US President Donald Trump has authorized more attacks in the first five months of his second term than former President Joe Biden did throughout his entire presidency, according to a report by the Armed Conflict Location and Event Data Project (ACLED).

In his inaugural address on January 20, 2024, newly elected Trump declared that his “proudest legacy” would be that of a “peacemaker.”

“Our power will stop all wars and bring a new spirit of unity to a world that has been angry, violent, and totally unpredictable,” he had said at the time.

However, “In just five months, Trump has overseen nearly as many US airstrikes (529) as were recorded across the entire four years of the previous administration (555),” ACLED’s President Clionadh Raleigh said.

Since taking office, Trump has ordered airstrikes against Iran, Iraq, Somalia, Syria, and Yemen, with the majority of the attacks targeting Yemen.

“The US military is moving faster, hitting harder, and doing so with fewer constraints. Syria, Iraq, Afghanistan, Yemen, Somalia, and now Iran are all familiar terrain, but this is not about geography; it is about frequency,” Raleigh added.

The significant increase in the number of attacks by the US against other countries compared to the number of attacks carried out during the Biden administration contradicts Trump’s campaign promises, which framed him as “anti-war.”

On March 15, 2025, the US launched a large campaign of air and naval strikes against Yemen, code-named “Operation Rough Rider.”

The US and Yemen reached a ceasefire agreement on May 6, after America and its allies had expended most of their munitions without significantly degrading Yemen’s military capabilities.

However, alongside the widespread destruction of civilian infrastructure, the US strikes on Yemen killed hundreds of civilians in a country already grappling with multiple humanitarian crises.

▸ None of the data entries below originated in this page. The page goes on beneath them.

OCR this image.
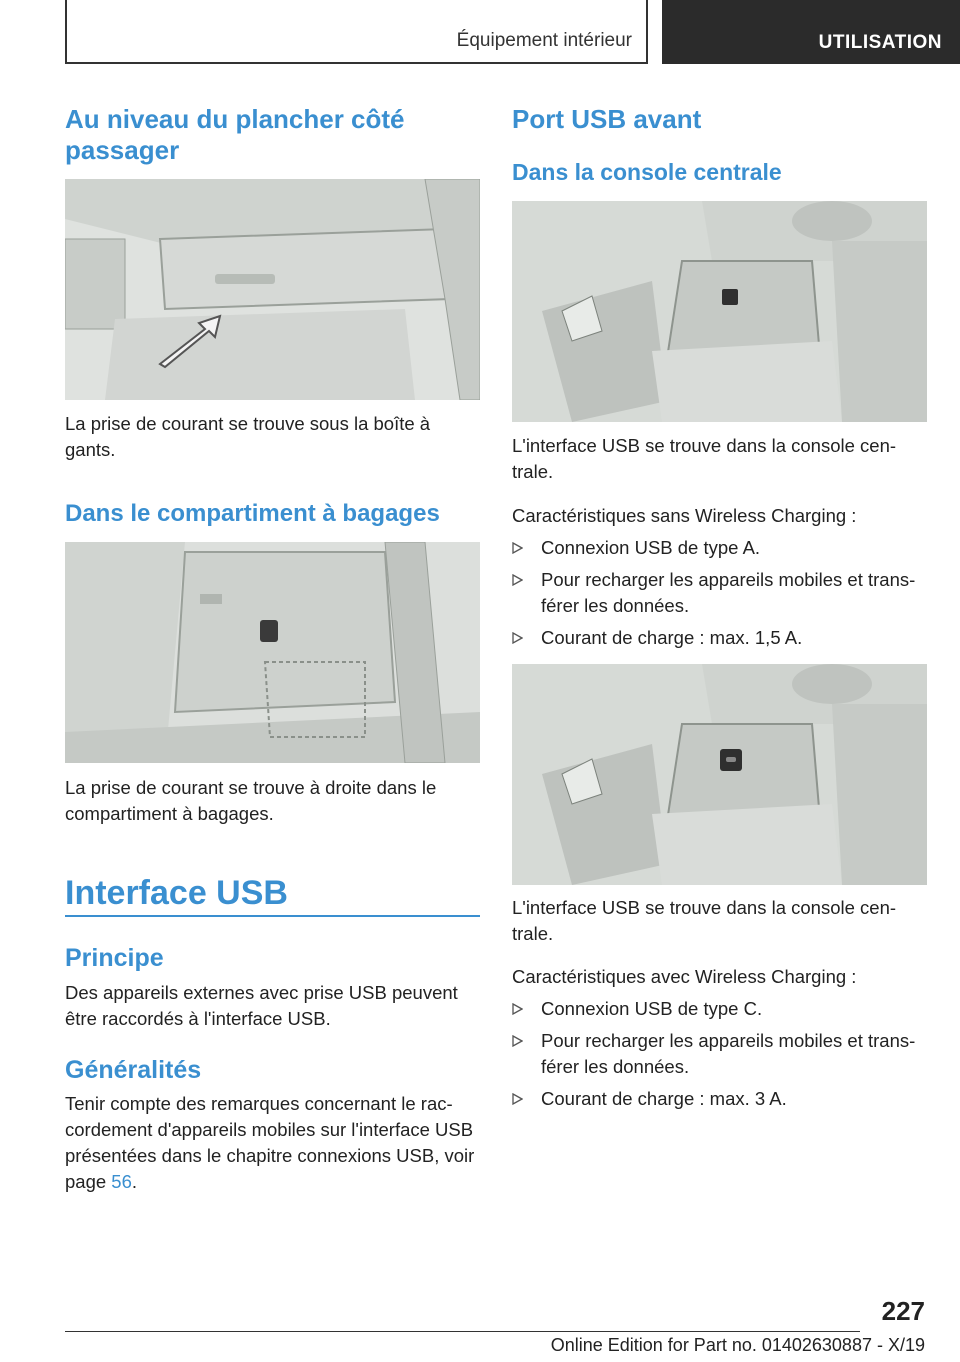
Équipement intérieur	UTILISATION
Au niveau du plancher côté passager

La prise de courant se trouve sous la boîte à gants.

Dans le compartiment à bagages

La prise de courant se trouve à droite dans le compartiment à bagages.

Interface USB
Principe

Des appareils externes avec prise USB peuvent être raccordés à l'interface USB.

Généralités

Tenir compte des remarques concernant le raccordement d'appareils mobiles sur l'interface USB présentées dans le chapitre connexions USB, voir page 56.

Port USB avant
Dans la console centrale

L'interface USB se trouve dans la console centrale.

Caractéristiques sans Wireless Charging :

Connexion USB de type A.
Pour recharger les appareils mobiles et transférer les données.
Courant de charge : max. 1,5 A.

L'interface USB se trouve dans la console centrale.

Caractéristiques avec Wireless Charging :

Connexion USB de type C.
Pour recharger les appareils mobiles et transférer les données.
Courant de charge : max. 3 A.
227
Online Edition for Part no. 01402630887 - X/19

To date, “Operation Rough Rider” stands as the largest US military operation in West Asia during Trump’s second presidency.

An investigation released by Airwars last month revealed that Trump’s war on Yemen killed almost as many civilians in less than two months as in the past 23 years of US military action in the West Asian country combined.

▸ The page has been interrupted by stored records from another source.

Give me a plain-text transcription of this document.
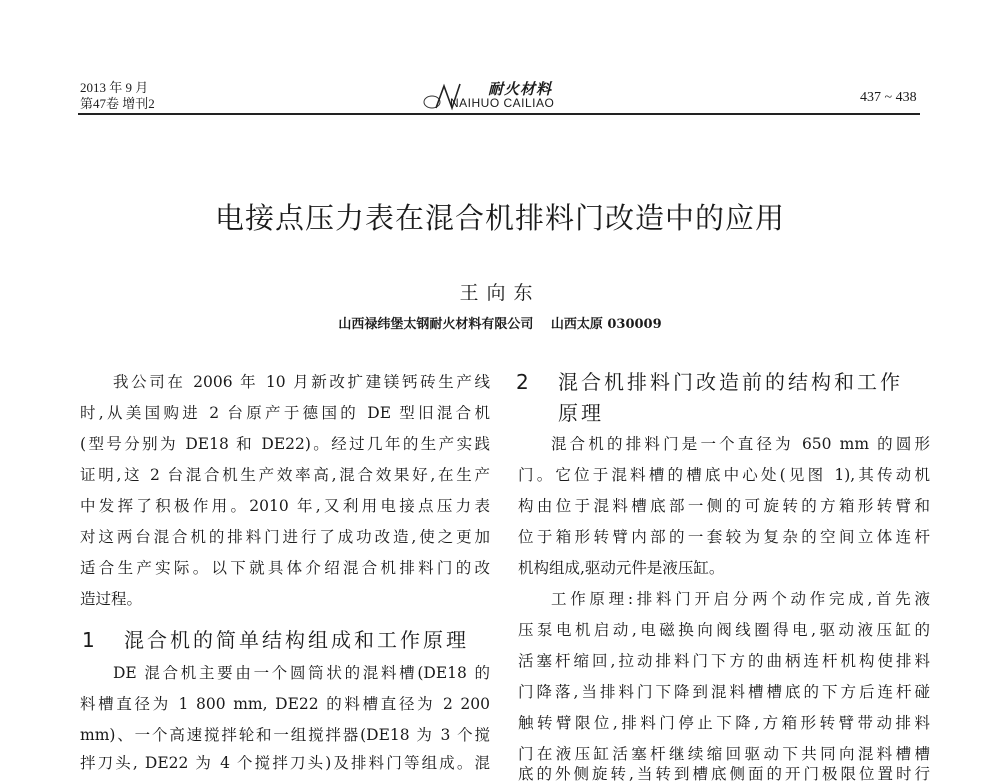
2013 年 9 月
第47卷 增刊2
耐火材料
NAIHUO CAILIAO	437 ~ 438
电接点压力表在混合机排料门改造中的应用
王向东
山西禄纬堡太钢耐火材料有限公司　 山西太原 030009
我公司在 2006 年 10 月新改扩建镁钙砖生产线
时,从美国购进 2 台原产于德国的 DE 型旧混合机
(型号分别为 DE18 和 DE22)。经过几年的生产实践
证明,这 2 台混合机生产效率高,混合效果好,在生产
中发挥了积极作用。2010 年,又利用电接点压力表
对这两台混合机的排料门进行了成功改造,使之更加
适合生产实际。以下就具体介绍混合机排料门的改
造过程。
1 混合机的简单结构组成和工作原理
DE 混合机主要由一个圆筒状的混料槽(DE18 的
料槽直径为 1 800 mm, DE22 的料槽直径为 2 200
mm)、一个高速搅拌轮和一组搅拌器(DE18 为 3 个搅
拌刀头, DE22 为 4 个搅拌刀头)及排料门等组成。混
2 混合机排料门改造前的结构和工作
原理
混合机的排料门是一个直径为 650 mm 的圆形
门。它位于混料槽的槽底中心处(见图 1),其传动机
构由位于混料槽底部一侧的可旋转的方箱形转臂和
位于箱形转臂内部的一套较为复杂的空间立体连杆
机构组成,驱动元件是液压缸。
工作原理:排料门开启分两个动作完成,首先液
压泵电机启动,电磁换向阀线圈得电,驱动液压缸的
活塞杆缩回,拉动排料门下方的曲柄连杆机构使排料
门降落,当排料门下降到混料槽槽底的下方后连杆碰
触转臂限位,排料门停止下降,方箱形转臂带动排料
门在液压缸活塞杆继续缩回驱动下共同向混料槽槽
底的外侧旋转,当转到槽底侧面的开门极限位置时行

“In the period between the first recorded US strikes in Yemen to the beginning of Trump’s campaign in March, at least 258 civilians were allegedly killed by US actions. In less than two months of Operation Rough Rider … at least 224 civilians in Yemen [were] killed by US airstrikes, nearly doubling the civilian casualty toll in Yemen by US actions since 2002,” the report by the NGO said.

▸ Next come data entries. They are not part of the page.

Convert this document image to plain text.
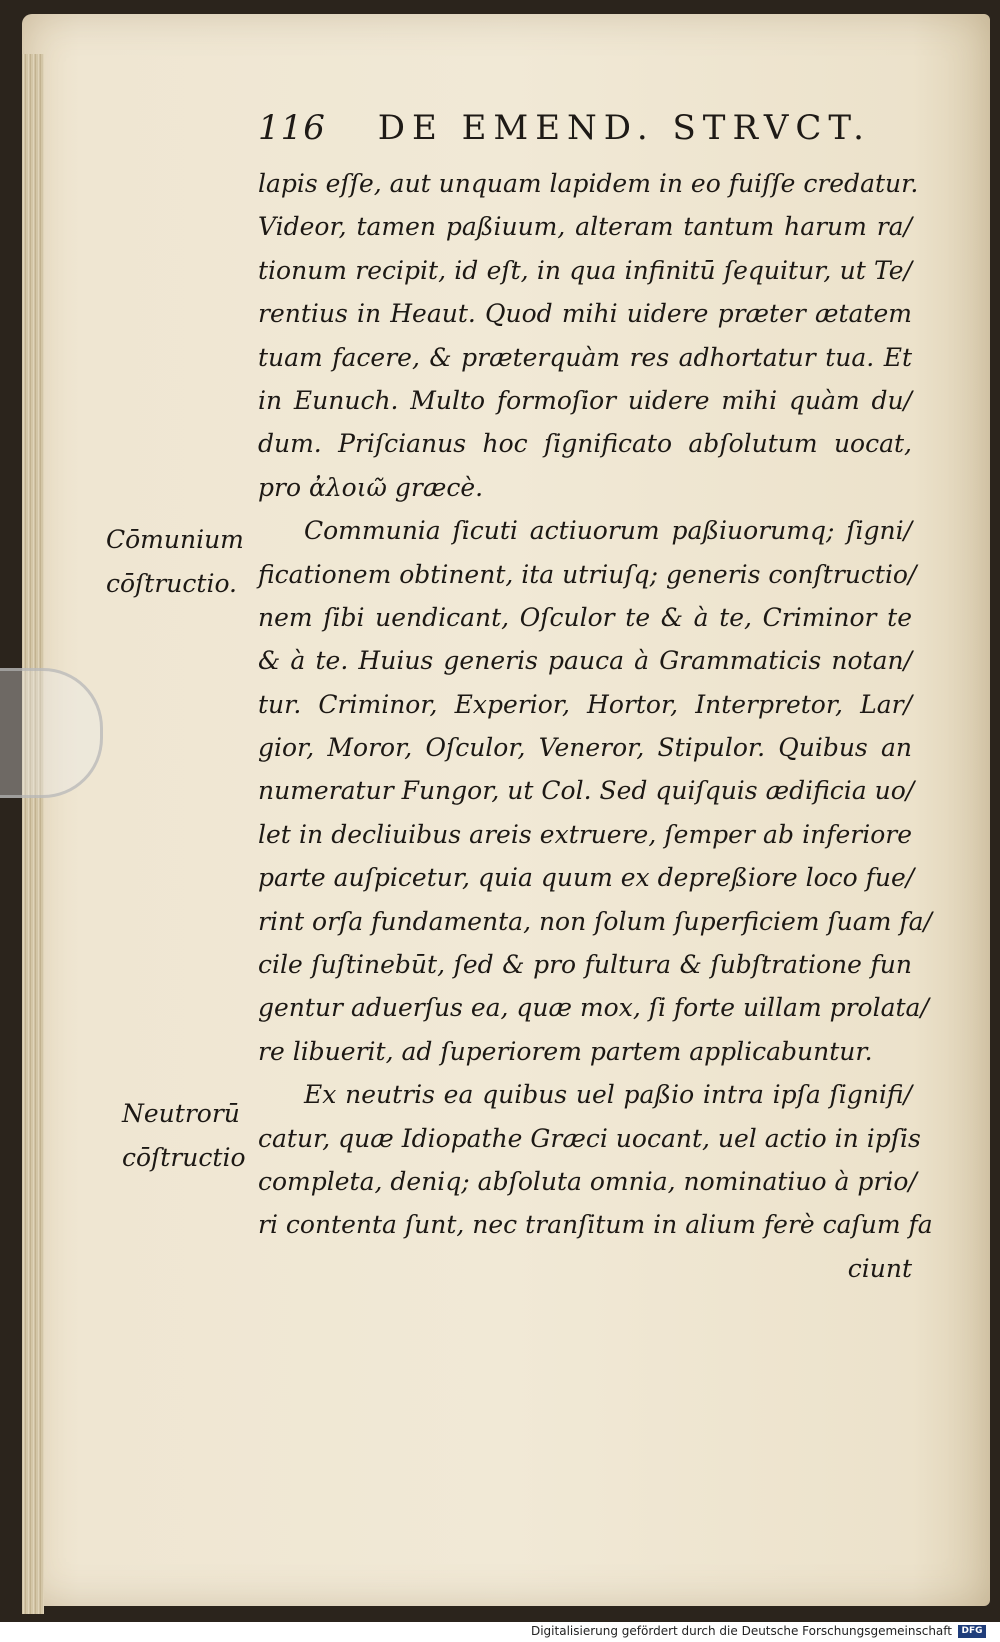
116 DE EMEND. STRVCT.
Cōmunium
cōſtructio.
Neutrorū
cōſtructio
lapis eſſe, aut unquam lapidem in eo fuiſſe credatur.
Videor, tamen paßiuum, alteram tantum harum ra/
tionum recipit, id eſt, in qua infinitū ſequitur, ut Te/
rentius in Heaut. Quod mihi uidere præter ætatem
tuam facere, & præterquàm res adhortatur tua. Et
in Eunuch. Multo formoſior uidere mihi quàm du/
dum. Priſcianus hoc ſignificato abſolutum uocat,
pro ἀλοιῶ græcè.
Communia ſicuti actiuorum paßiuorumq; ſigni/
ficationem obtinent, ita utriuſq; generis conſtructio/
nem ſibi uendicant, Oſculor te & à te, Criminor te
& à te. Huius generis pauca à Grammaticis notan/
tur. Criminor, Experior, Hortor, Interpretor, Lar/
gior, Moror, Oſculor, Veneror, Stipulor. Quibus an
numeratur Fungor, ut Col. Sed quiſquis ædificia uo/
let in decliuibus areis extruere, ſemper ab inferiore
parte auſpicetur, quia quum ex depreßiore loco fue/
rint orſa fundamenta, non ſolum ſuperficiem ſuam fa/
cile ſuſtinebūt, ſed & pro fultura & ſubſtratione fun
gentur aduerſus ea, quæ mox, ſi forte uillam prolata/
re libuerit, ad ſuperiorem partem applicabuntur.
Ex neutris ea quibus uel paßio intra ipſa ſignifi/
catur, quæ Idiopathe Græci uocant, uel actio in ipſis
completa, deniq; abſoluta omnia, nominatiuo à prio/
ri contenta ſunt, nec tranſitum in alium ferè caſum fa
ciunt
Digitalisierung gefördert durch die Deutsche Forschungsgemeinschaft	DFG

On June 22, 2025, the US attacked three nuclear facilities in Iran in a coordinated offensive carried out in support of Israel’s war against the country.

On June 23, Iran’s military forces launched a flurry of missiles towards the US base in Qatar under the code name “Operation Glad Tidings of Victory” in retaliation for the US strikes and significantly damaged various parts of the base. 

Meanwhile, in Iraq, Syria, and Somalia, Trump continues to strike what he calls Daesh and Al-Shabab targets.

Despite pledging to end “forever wars,” Trump has instead expanded them, with his administration seemingly poised to involve the US in more conflicts worldwide in the near future.